Met vriendelijke groet, Joost Zwagerman

1 Comment

  1. Ik weet echt niet wat ik lees….

    Zwagerman: “Verder volg ik met grote interesse jouw werk en noemde ik vorig jaar in Kunstbeeld nog ‘De schreeuw’ een sleutel-werk uit de naoorlogse beeldende kunst, maar omgekeerd heb jij geen enkele notie van wat ik schrijf”. Een sleutelzin ten aanzien van het denken van Zwagerman. Voor zover je een ego reactie vanuit het ruggenmerk denken kunt noemen. Hij schrijft hier in feite; Ik promoot jou, maar jij mij niet. Elkaar de bal toespelen dus. In de kunstwereld gaat het er kennelijk net zo aan toe als bij de bankenmaffia.

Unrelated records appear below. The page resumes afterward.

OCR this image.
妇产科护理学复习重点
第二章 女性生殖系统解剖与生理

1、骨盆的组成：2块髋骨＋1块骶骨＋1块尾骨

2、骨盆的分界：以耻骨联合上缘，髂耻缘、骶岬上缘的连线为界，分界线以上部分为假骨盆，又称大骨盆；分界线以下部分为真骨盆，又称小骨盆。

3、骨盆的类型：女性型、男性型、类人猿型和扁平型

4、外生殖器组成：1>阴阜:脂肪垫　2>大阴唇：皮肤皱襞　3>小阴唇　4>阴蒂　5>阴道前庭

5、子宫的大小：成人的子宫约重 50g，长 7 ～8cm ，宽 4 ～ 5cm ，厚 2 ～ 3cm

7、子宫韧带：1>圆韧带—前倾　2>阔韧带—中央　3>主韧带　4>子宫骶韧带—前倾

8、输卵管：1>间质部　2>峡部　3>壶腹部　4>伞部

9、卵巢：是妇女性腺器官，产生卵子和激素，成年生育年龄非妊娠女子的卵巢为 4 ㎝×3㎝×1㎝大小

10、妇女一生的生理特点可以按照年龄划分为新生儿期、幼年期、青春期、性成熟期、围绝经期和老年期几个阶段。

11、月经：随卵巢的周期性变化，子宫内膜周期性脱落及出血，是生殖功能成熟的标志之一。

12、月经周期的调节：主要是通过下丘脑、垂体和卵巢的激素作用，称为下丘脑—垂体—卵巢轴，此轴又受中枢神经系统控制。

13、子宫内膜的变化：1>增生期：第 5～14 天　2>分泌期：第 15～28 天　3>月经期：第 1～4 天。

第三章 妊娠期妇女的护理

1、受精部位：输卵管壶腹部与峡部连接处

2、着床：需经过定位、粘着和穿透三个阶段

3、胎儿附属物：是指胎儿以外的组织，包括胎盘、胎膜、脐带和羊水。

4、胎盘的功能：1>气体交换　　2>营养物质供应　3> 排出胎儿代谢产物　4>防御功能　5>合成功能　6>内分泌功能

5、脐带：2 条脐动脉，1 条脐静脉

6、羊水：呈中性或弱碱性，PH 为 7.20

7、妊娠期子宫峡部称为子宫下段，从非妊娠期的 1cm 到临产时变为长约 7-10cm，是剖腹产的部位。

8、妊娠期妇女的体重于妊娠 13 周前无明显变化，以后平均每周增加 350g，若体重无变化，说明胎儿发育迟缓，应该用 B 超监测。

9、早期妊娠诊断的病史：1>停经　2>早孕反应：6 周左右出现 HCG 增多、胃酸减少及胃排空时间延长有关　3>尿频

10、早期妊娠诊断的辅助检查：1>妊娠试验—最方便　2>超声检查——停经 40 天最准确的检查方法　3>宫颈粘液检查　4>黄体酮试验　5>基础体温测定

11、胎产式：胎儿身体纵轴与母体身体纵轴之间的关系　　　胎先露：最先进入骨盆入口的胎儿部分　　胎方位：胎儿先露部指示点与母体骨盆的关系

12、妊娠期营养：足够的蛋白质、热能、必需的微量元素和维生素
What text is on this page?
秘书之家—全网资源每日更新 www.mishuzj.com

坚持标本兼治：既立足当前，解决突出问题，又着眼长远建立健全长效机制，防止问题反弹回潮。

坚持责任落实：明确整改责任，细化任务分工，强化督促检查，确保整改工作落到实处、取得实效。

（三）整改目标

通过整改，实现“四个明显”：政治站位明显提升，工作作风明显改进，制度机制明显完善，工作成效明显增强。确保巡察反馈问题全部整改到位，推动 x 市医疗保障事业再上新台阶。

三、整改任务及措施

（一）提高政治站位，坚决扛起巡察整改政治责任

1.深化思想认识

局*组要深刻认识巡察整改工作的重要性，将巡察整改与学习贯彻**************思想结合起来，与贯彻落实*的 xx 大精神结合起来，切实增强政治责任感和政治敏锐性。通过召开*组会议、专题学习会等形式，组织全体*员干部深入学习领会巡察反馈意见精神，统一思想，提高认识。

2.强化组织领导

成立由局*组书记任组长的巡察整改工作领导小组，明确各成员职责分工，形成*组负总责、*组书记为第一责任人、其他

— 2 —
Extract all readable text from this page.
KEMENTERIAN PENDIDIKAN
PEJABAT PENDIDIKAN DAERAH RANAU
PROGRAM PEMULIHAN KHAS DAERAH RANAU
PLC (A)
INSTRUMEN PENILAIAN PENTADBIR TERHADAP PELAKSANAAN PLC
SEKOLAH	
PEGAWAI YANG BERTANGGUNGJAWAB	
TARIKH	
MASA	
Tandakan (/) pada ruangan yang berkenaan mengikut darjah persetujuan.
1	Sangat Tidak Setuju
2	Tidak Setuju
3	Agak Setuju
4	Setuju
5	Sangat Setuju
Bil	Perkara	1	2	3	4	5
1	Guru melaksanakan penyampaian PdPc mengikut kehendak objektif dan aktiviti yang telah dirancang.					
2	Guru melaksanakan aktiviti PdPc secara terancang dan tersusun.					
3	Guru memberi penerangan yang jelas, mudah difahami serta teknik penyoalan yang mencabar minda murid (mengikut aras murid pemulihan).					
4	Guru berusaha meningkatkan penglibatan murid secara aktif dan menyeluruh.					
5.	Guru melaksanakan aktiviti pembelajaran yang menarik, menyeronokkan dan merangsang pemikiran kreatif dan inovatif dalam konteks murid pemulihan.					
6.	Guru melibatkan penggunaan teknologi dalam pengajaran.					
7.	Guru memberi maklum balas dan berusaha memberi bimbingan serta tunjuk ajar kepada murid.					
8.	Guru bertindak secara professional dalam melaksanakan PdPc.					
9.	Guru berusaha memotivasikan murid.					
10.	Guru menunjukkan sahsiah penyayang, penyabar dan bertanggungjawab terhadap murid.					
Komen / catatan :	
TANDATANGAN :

    Zwagerman: “Ik tast na lezing van het interview al helemaal in het duister over de motivatie achter jouw deelname aan mijn tentoonstelling in 2015 in Kranenburgh Bergen NH”. Vertaling: You don’t pay me back, dus deugt je motivatie niet en wil ik jou ook niet meer promoten, want dat doe ik niet omdat ik je goed vind, maar om ons circuit in stand te houden.

    Zwagerman: “Ik heb in de voorbereiding op die tentoonstelling interessant en inspirerend contact met deelnemende kunstenaars als Ronald Ophuis, Marc Mulders, Luc Tuymans, Michaël Borremans, Rineke Dijkstra, Guido Geelen, Tjebbe Beekman, Evi Vingerling en meer dan twintig andere Nederlandse en Vlaamse kunstenaars”. En even verder: “Al die kunstenaars kennen mijn essays over kunst, en omgekeerd ben ik zeer geïnteresseerd in hun werk”.

    Met andere woorden “Silence out Loud” is een tentoonstelling van ‘kunstenaars’ die bereid zijn om Zwagerman lof toe te zwaaien in ruil voor de expositie van hun werk.

    Ik zit niet gauw om woorden verlegen, maar hier word ik helemaal stil van. Een zware en droevige stilte…..

Reacties zijn afgesloten bij dit onderwerp.